In response to Plato’s, er Putin’s advice for LGBTs to keep their mouths zipped in front of under-18 year olds, the White House spokesman issued a statement on Friday with an obvious falsification: “We fundamentally disagree with the idea that anyone needs protection from LGBT individuals or from those advocating for the human rights of LGBT individuals. All people are created free and equal in dignity and rights, regardless of who they are or who they love.” The term “anyone” is restricted in US law, as it is in Russian, French and most other codes, by the protection required for those under the age of consent.

There’s nothing new in the pitches western politicians are making to voters who publicize their sexual orientation or politicize their bedroom preferences.
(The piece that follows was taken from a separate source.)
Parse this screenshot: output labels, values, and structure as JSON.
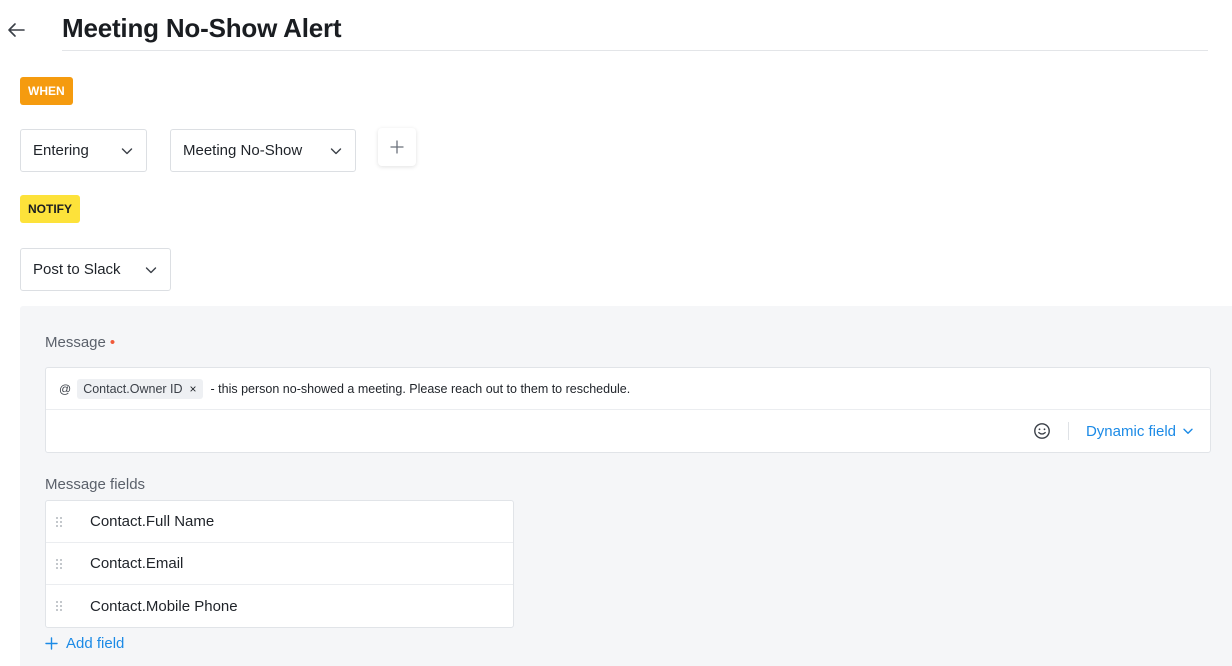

Such appeals to the homosexual lobbies increase when politicians are trailing in the polls; for them to attack Putin to pick up homosexual approval at home is predictable and it’s cheap.

What is genuinely new about the international campaign against 135-FZ — what has never happened in the history of the world before — is that dickheads are asking dicks to vote.

[*] James Davidson, The Greeks and Greek Love: A Radical Reappraisal of Homosexuality in Ancient Greece, London 2007; and by the same author, Courtesans and Fishcakes: The Consuming Passions of Classical Athens, London 1998.